RideStream is an end-to-end Azure-based data engineering project that ingests batch ride data and real-time booking events, unifies them into a lakehouse architecture, and serves curated analytics-ready datasets for business users.
The project is inspired by real-world ride-hailing data platform patterns and demonstrates modern data engineering practices using Azure Data Factory, Azure Storage, Azure Event Hubs, Databricks, Delta Live Tables, and a medallion-style architecture.
The pipeline is designed to process two types of data:
- Batch data: Bulk ride and mapping data stored on an HTTP server and internal sources.
- Streaming data: Live booking events captured from the application through Azure Event Hubs.
Both sources are landed into Azure Data Lake Storage Gen2, then processed in Databricks using streaming and batch transformations. The data is unified into a silver-layer OBT and then modeled into a gold-layer star schema for analytics.
Ride-hailing companies generate both historical and live operational data. Business users need a reliable platform to:
- Track ride bookings in real time.
- Analyze driver, passenger, vehicle, and location performance.
- Maintain consistent historical records for changing dimensions.
- Expose clean fact and dimension tables for downstream reporting.
RideStream solves this by combining batch and streaming data into a unified analytics model.
- Azure Data Factory for orchestration and batch ingestion.
- Azure Data Lake Storage Gen2 for raw and curated data storage.
- Azure Event Hubs for capturing live booking events.
- Azure Databricks for data processing and transformation.
- Delta Live Tables for declarative pipeline management.

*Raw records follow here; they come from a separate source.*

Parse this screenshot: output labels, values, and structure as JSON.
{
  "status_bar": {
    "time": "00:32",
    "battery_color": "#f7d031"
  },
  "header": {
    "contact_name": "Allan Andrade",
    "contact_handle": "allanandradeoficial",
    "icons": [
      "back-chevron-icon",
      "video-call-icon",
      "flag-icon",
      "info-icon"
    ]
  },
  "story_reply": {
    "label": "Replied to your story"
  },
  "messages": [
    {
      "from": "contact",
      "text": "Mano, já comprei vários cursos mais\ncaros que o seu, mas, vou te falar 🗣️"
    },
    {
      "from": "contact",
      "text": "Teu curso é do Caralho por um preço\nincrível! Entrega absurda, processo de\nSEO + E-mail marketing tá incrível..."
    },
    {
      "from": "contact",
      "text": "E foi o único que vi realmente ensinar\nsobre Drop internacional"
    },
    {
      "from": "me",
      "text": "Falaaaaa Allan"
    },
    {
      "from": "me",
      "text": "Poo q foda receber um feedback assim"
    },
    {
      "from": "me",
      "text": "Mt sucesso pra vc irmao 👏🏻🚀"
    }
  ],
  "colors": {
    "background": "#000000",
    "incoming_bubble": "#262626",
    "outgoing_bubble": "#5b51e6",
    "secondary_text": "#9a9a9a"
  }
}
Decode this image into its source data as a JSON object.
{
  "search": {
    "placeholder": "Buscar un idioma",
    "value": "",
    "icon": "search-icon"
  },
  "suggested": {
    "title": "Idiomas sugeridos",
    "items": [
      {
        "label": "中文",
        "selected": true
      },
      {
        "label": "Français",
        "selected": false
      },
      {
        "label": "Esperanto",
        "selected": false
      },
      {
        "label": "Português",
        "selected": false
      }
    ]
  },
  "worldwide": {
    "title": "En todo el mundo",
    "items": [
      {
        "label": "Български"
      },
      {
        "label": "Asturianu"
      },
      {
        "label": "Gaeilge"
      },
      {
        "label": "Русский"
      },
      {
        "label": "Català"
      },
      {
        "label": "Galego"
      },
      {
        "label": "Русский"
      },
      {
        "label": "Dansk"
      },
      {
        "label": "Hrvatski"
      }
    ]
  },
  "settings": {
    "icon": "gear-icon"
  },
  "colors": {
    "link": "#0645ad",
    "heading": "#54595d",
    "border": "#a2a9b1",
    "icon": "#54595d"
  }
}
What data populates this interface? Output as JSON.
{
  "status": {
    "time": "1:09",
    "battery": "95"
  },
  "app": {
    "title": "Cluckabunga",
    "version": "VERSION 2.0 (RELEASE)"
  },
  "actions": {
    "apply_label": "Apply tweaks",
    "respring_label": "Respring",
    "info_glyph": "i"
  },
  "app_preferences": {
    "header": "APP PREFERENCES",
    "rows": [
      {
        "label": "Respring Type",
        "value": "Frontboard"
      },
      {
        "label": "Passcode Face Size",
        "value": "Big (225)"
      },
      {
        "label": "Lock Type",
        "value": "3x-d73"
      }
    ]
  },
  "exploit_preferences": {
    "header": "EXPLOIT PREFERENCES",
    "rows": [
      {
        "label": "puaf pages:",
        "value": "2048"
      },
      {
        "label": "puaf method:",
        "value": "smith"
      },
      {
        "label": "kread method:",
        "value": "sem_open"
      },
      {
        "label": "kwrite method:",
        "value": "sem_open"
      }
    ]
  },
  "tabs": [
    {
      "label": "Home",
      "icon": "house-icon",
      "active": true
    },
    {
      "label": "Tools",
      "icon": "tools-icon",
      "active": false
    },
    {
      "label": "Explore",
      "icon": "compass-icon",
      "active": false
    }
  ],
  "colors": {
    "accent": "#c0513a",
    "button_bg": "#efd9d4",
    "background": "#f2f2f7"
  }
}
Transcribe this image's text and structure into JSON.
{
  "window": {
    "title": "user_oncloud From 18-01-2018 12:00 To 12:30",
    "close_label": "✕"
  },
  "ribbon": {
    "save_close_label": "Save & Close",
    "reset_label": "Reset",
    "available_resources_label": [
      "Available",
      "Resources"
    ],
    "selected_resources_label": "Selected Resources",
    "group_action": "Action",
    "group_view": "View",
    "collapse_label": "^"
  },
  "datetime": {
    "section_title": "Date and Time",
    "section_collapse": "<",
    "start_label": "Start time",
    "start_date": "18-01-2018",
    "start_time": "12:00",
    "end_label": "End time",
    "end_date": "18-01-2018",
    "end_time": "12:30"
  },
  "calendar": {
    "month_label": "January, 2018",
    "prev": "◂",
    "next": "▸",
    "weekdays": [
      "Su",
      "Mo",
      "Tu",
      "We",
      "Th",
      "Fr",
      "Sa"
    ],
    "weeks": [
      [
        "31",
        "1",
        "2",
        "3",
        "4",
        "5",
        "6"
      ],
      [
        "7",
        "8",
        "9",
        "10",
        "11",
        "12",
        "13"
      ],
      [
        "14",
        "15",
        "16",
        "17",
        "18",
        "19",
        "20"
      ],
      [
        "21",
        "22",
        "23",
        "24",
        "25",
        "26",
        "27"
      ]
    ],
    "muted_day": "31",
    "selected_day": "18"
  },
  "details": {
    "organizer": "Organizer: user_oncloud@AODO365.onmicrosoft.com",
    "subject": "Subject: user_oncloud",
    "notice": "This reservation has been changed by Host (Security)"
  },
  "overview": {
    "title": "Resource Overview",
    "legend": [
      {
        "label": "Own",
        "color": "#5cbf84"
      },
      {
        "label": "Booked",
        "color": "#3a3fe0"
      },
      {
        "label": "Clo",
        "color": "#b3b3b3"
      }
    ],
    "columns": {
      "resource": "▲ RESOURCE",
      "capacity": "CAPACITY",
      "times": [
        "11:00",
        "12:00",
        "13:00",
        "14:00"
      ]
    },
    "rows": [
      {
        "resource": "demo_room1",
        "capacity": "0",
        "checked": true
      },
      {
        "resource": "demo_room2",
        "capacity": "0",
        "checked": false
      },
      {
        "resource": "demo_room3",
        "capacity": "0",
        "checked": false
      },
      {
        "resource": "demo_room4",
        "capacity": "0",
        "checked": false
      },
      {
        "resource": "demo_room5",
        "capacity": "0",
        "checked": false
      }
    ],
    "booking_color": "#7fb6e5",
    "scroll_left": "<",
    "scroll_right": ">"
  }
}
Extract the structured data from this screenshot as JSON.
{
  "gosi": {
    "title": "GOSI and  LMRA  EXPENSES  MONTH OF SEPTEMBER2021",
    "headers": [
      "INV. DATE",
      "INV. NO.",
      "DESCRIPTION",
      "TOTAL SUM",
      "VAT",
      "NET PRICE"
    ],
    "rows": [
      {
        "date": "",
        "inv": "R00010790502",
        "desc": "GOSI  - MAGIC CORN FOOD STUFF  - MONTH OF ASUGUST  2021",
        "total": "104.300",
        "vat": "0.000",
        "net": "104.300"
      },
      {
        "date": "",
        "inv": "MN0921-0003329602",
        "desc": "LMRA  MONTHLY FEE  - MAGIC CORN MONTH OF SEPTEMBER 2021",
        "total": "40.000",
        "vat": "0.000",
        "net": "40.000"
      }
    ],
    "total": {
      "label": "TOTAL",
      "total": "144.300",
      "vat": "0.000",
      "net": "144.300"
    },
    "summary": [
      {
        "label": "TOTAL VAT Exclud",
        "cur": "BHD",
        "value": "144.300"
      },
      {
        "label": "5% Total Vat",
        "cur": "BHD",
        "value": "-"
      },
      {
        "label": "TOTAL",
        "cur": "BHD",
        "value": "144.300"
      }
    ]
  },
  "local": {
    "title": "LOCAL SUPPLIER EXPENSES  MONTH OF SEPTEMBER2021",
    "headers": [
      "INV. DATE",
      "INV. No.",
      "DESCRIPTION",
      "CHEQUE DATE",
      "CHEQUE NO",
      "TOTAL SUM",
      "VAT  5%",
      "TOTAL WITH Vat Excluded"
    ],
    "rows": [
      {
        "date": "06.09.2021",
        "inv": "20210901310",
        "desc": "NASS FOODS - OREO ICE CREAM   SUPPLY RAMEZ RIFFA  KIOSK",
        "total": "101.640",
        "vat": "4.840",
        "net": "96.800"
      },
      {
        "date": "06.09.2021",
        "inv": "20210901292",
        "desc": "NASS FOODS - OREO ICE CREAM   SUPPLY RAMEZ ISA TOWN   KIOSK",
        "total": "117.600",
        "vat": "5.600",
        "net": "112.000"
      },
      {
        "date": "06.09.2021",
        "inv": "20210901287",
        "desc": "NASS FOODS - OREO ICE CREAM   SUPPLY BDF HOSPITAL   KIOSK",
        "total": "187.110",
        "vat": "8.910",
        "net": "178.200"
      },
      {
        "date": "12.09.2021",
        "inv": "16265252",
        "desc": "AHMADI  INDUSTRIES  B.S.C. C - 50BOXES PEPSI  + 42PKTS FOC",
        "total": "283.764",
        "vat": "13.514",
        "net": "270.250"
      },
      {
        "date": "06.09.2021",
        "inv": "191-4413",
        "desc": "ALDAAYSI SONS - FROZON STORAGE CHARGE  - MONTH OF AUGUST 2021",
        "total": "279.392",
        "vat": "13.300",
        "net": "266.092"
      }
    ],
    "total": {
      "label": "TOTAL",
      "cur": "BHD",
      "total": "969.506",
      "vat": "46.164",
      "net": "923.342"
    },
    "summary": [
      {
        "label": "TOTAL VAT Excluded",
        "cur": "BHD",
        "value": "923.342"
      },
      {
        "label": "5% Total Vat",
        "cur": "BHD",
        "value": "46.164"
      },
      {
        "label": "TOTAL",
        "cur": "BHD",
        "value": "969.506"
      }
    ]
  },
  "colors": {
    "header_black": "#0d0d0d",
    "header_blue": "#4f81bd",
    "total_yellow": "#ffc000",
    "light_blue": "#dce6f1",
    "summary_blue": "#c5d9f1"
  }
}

- Streaming tables for incremental processing.
- Delta Lake for reliable storage and ACID transactions.
- JSON-based external mappings for reference and lookup data.
Batch files and mapping data are copied from HTTP/internal sources into Azure Data Lake using Azure Data Factory.
Live booking events are ingested through Azure Event Hubs and made available for processing in Databricks.
Batch and streaming sources are combined into one unified flow using append-based processing and Databricks streaming logic.
The silver layer contains the OBT (One Big Table), which consolidates ride, booking, driver, passenger, vehicle, and location information into a clean analytical format.
The gold layer is modeled as a star schema with dimension tables and a fact table for business reporting.
The silver layer acts as the curated transformation layer. It integrates data from:
- Batch ride datasets.
- Streaming booking events.
- External JSON mappings.
This layer creates a unified OBT that simplifies downstream modeling and improves usability for analytics and reporting.
The gold layer is built as a dimensional model with the following tables:
dim_driverdim_passengerdim_vehicledim_bookingdim_locationfact_ride
This structure is optimized for business intelligence, dashboarding, and SQL-based reporting.
The project implements Slowly Changing Dimension Type 2 for the city dimension.
This allows the pipeline to preserve historical changes to city attributes over time while still supporting current-state analytics. It is especially useful when business attributes change and historical accuracy must be maintained.
- End-to-end Azure lakehouse pipeline.
- Batch and streaming data integration.
- Medallion architecture with bronze, silver, and gold layers.
- Unified OBT creation in the silver layer.
- Star schema modeling in the gold layer.
- SCD Type 2 support for historical dimension tracking.
- Declarative pipelines using Delta Live Tables.
- Scalable and production-style data engineering design.